TRIBUTES/HIS BURIAL ARRANGEMENT Kunle Tejuosho, whose label, Jazzhole Records, brought out ‘Won Kere Si Number Wa’ among other albums, confirmed his death. He said the deceased came back from America some weeks ago where he had gone for shows for about three weeks. Tejuosho in his tribute, said: “Baba was a great Musician. He lived life of a music. He was always happy to perform. May be he took too much on. “He was a good guy. He enjoyed his life. He had a second chance which he used very well. “He would be missed because he brought the past alive to the present. He re-lived the music of the 50s. He was a great music historian and a great music custodian.”

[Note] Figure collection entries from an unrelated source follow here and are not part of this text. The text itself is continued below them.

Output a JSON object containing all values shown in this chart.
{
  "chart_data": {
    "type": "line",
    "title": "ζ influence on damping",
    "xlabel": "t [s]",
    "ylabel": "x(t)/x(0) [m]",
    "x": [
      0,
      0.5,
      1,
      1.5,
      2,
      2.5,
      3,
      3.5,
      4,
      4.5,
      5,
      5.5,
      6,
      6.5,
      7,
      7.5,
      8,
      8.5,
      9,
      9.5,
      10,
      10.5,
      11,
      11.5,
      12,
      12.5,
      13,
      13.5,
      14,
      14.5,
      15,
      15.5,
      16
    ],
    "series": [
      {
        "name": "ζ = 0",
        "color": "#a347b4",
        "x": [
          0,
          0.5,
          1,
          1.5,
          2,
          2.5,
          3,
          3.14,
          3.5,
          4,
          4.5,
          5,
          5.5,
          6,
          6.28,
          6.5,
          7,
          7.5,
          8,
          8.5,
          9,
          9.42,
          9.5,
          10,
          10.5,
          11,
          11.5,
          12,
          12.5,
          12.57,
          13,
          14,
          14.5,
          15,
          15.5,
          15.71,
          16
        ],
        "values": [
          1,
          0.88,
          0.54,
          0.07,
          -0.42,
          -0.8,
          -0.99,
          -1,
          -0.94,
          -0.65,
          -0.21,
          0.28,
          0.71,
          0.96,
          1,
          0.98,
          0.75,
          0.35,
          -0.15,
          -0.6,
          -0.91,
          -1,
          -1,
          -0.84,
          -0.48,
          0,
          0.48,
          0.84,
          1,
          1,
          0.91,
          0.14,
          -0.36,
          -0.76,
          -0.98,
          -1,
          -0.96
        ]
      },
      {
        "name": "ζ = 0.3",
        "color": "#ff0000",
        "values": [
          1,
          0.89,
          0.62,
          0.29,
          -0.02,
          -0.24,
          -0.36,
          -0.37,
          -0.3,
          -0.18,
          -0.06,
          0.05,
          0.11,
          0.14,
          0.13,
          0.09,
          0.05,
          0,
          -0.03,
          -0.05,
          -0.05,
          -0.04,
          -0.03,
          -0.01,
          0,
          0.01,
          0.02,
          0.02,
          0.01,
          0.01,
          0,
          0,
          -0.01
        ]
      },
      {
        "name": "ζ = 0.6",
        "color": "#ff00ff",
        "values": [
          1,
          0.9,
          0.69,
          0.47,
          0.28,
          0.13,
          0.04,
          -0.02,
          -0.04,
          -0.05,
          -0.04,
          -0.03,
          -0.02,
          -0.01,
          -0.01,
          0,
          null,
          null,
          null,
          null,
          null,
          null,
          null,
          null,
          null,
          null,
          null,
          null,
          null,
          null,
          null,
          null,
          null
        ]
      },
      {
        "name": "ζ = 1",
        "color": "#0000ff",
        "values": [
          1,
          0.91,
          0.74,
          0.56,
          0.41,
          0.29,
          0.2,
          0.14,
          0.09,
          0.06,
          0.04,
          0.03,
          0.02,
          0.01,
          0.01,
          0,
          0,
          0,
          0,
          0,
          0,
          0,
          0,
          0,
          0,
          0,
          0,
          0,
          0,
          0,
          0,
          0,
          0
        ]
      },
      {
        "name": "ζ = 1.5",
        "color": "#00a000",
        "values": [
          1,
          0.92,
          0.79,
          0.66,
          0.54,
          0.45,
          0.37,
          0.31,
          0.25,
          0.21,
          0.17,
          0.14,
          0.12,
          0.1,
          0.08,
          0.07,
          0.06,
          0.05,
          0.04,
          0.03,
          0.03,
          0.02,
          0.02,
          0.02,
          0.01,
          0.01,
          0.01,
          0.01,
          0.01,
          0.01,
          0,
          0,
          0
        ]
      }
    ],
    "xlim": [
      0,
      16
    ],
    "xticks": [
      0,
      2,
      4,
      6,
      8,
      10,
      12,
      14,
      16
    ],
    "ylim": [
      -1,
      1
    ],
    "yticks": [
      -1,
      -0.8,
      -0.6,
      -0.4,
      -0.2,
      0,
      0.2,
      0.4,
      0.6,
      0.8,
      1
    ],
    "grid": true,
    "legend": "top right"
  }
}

Rolling Dollar was known for his verve and dexterity on the guitar. His zest for life and energy, even in old age, was also a marvel to all who beheld him while performing. After decades of struggling to make ends meet and musical doldrums, Rolling Dollar got a new lease of life after the French Cultural Centre brought him back into public consciousness. He later got a higher lift through Asiwaju Bola Ahmed Tinubu, while as Lagos State governor. The late musician was given a house in one of the low cost housing estates in New Oko Oba, Lagos. Juju music legend, Ebenezer Obey was among those trained by the late musician. As a pioneer Juju music player, Rolling Dollar clarified in an interview how juju music derived its name. “It was derived from the tambourine which is one of the key instruments used to play it. When they play it on the street they would shout ‘Ju so ke’. They would then throw the tambourine up and shake it. … shukushuku. That was how juju got its name and not from bad medicine and all that. Even though in Saro land the word was taken to mean bad medicine. But here in Lagos our juju meant music. In juju then, we had the guitar, agidigbo, samba, sekere and at times we used the bottle to give us that clave sound. In fact, white people invented the clave from our bottle sound. That is where they got the idea for it,” he said. He was born on 22 July, 1926, in Ede, Osun State.